Everybody has different preferences when it comes to wine, some people like fresh, fruity wine, others like more complex, strong wines. But what influences the taste? Three things: the vineyard, the variety, and to a lesser extent the work of the winemaker.

The variety:
The species of grape vine that we make wine from is called Vitis vinifera and it has at least 2000 known varieties. These are often on the label; some you may recognize are Chardonnay, Sauvignon, Sivi Pinot, Modra Frankinja, Laski Rizling, Renski Rizling, Merlot, Refrosk, Cabernet Sauvignon and so on. Each is unique in the flavour that it imparts on the wine.

The vineyard:
Now where it starts to get more complicated is that the same variety in two different vineyards can have a remarkably different taste and quality level. This is because the vineyard site influences the way the vine grows and how the flavours develop. The French have a word to describe this mix of soil, aspect, rainfall, sunshine hours, etc for a particular site, it is Terroir. Terroir is what gives the world such a vast array of different wines, the unique influences that each site has on the vines that grow there.

The winemaker:
Wine making can also influence the final outcome of the wine, however miracles cannot be performed, you can make a bad wine from good grapes but you cannot make a good wine from bad grapes. I believe that the winemaker’s job is to allow the wine to express itself and the site that it comes from. Though you can greatly influence the wine in other directions to achieve a certain desired taste this causes a wine to lose its identity, and we then have cheap generic wines with very similar taste.

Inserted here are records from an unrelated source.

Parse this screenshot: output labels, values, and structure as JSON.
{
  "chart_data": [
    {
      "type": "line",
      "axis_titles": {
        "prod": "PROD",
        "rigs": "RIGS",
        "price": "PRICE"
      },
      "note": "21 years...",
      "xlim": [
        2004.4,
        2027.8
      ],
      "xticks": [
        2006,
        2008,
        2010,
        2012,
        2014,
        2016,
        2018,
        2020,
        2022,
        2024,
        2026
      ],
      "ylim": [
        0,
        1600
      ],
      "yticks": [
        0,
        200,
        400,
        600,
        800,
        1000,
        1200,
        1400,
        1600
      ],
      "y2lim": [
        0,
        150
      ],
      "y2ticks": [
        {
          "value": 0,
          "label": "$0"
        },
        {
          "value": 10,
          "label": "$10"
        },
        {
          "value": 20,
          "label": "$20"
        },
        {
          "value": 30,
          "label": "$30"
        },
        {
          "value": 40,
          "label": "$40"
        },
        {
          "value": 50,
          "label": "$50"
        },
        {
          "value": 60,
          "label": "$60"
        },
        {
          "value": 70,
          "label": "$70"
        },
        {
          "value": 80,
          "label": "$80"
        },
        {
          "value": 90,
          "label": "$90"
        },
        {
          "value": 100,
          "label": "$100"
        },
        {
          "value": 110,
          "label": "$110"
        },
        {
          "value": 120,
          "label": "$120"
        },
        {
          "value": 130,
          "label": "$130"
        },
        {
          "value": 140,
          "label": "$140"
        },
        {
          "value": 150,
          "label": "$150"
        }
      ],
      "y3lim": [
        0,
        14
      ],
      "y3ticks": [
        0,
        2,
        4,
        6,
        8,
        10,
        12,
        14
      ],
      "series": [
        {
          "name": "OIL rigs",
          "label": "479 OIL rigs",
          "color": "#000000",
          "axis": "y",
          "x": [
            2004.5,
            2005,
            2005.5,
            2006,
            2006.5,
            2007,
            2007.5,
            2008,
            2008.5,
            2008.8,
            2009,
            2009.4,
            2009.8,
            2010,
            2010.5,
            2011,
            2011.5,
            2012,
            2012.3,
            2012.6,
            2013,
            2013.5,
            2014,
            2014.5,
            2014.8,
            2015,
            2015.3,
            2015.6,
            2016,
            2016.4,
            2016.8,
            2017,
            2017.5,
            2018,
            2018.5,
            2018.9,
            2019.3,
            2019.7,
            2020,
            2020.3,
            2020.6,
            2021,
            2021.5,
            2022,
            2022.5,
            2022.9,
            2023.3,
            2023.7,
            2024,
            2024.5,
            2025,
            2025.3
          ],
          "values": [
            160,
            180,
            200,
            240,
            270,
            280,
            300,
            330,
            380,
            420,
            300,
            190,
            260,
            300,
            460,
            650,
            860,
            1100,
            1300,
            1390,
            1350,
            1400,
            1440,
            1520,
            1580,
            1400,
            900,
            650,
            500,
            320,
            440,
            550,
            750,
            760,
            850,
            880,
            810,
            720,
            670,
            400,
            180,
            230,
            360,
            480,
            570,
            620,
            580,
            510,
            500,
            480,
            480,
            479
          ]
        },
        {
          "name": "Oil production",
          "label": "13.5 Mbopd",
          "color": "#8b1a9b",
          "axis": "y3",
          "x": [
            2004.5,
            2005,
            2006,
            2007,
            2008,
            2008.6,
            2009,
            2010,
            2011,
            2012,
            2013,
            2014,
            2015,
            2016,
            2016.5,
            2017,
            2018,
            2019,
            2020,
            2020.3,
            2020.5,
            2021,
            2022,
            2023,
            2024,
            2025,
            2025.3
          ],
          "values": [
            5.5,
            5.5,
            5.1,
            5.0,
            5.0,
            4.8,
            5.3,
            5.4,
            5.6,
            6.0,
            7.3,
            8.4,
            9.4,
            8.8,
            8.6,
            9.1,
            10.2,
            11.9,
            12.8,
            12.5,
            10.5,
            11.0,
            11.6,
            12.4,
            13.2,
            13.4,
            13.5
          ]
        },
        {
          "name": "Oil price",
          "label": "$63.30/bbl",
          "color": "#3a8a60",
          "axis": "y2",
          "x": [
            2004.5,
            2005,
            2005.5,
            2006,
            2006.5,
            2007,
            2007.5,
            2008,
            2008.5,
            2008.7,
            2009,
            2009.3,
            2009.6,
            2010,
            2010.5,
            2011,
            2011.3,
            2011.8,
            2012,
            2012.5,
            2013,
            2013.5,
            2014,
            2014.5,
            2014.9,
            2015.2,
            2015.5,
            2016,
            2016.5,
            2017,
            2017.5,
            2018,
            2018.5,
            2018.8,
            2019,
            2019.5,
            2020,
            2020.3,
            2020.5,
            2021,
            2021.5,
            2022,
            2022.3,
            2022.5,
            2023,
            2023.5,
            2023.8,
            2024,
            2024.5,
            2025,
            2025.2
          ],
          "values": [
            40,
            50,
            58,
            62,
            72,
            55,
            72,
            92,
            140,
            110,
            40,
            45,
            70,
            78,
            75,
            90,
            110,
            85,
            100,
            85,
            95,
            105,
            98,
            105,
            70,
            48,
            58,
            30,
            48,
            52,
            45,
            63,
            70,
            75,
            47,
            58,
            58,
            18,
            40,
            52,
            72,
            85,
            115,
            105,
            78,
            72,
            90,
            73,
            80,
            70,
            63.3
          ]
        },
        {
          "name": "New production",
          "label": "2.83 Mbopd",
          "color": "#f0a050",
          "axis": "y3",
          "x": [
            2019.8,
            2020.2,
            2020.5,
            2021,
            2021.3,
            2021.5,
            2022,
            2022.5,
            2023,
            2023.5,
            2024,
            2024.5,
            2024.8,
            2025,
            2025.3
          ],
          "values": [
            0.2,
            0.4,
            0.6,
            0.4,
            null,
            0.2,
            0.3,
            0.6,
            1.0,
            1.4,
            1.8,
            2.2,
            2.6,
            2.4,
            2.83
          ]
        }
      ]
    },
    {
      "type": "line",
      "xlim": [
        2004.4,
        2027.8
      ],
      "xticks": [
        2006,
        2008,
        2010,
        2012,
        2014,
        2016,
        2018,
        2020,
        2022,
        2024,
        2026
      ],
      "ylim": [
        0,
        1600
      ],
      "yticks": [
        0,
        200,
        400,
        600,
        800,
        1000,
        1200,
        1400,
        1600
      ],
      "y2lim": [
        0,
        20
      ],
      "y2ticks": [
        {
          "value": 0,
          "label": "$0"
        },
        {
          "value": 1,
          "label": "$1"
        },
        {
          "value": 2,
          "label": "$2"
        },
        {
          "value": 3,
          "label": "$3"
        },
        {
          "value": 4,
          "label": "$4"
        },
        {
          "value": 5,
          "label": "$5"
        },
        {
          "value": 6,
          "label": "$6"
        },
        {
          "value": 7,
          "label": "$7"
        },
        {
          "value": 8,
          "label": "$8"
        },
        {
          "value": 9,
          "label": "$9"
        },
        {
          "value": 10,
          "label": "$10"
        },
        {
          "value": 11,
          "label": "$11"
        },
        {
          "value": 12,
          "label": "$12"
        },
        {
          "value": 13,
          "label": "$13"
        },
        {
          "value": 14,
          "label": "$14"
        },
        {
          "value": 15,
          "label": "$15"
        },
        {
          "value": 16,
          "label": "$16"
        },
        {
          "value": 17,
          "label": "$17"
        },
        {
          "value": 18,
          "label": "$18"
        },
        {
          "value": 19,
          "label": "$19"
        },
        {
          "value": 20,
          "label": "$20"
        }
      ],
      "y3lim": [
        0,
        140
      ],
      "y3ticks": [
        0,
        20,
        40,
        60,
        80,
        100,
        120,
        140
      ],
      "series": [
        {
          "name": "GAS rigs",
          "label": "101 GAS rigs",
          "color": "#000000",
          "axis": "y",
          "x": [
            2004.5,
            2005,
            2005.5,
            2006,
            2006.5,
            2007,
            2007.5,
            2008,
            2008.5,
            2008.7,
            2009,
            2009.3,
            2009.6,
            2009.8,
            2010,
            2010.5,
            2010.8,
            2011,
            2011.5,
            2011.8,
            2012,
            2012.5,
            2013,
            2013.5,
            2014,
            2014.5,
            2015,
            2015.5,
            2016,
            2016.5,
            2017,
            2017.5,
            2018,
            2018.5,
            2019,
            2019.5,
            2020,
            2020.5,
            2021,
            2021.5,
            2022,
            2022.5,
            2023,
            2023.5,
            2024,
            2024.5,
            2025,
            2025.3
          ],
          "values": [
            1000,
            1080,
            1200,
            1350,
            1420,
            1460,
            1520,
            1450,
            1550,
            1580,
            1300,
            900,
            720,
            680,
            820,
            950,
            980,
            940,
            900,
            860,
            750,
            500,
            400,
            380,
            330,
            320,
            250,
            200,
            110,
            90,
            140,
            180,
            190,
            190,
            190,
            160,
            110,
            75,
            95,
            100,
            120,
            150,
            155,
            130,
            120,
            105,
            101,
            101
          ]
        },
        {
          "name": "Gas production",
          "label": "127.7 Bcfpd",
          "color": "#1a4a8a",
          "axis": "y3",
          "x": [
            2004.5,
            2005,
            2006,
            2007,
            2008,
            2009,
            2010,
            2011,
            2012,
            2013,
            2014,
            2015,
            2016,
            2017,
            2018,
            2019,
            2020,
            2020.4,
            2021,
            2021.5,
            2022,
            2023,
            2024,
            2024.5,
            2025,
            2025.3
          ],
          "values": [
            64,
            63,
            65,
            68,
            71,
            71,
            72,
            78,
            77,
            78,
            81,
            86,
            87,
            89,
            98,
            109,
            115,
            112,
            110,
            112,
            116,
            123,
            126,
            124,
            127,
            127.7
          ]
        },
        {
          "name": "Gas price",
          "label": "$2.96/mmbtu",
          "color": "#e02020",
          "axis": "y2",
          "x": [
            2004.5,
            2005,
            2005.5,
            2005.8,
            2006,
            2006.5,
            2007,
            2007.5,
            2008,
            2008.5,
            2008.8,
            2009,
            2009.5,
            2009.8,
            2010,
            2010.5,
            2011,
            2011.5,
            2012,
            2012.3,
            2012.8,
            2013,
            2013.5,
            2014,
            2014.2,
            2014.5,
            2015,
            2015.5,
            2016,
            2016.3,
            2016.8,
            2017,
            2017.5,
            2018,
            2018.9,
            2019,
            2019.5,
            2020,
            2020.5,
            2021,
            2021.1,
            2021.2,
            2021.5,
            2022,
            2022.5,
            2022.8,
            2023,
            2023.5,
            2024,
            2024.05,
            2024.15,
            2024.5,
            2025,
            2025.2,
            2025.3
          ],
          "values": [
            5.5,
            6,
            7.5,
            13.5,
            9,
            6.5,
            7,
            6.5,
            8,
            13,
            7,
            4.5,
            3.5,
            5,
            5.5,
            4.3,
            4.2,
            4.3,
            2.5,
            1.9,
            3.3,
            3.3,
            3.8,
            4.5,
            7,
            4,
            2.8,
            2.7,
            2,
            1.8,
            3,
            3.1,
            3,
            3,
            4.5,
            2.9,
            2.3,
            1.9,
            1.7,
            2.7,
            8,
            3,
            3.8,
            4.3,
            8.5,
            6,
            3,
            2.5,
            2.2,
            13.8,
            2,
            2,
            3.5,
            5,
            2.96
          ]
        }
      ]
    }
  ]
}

A well made wine will develop in the bottle, but this does not mean that all wine gets better the older it is. Many wines are made to be consumed young, so drink them don’t keep them. Carefully consider what wines you buy if you intend to age them. Here is Slovenia we have an advantage, many of the best wines that are produced here are not so expensive.

Na zdravje!

Now that you and wine have been introduced, it’s time to get to know wine a little bit better so sit back relax, open a bottle and taste. Smell it, sip it, swirl it around your mouth, enjoy it. You may think you like sweeter wines, but that just means you haven’t tried enough dry wines. You may think you don’t like white wine, but that just means you haven’t tried the right ones. The more you taste the more you learn so get out there and try, it is a never ending journey of discovery. Your knowledge and appreciation for wine will grow as you taste more.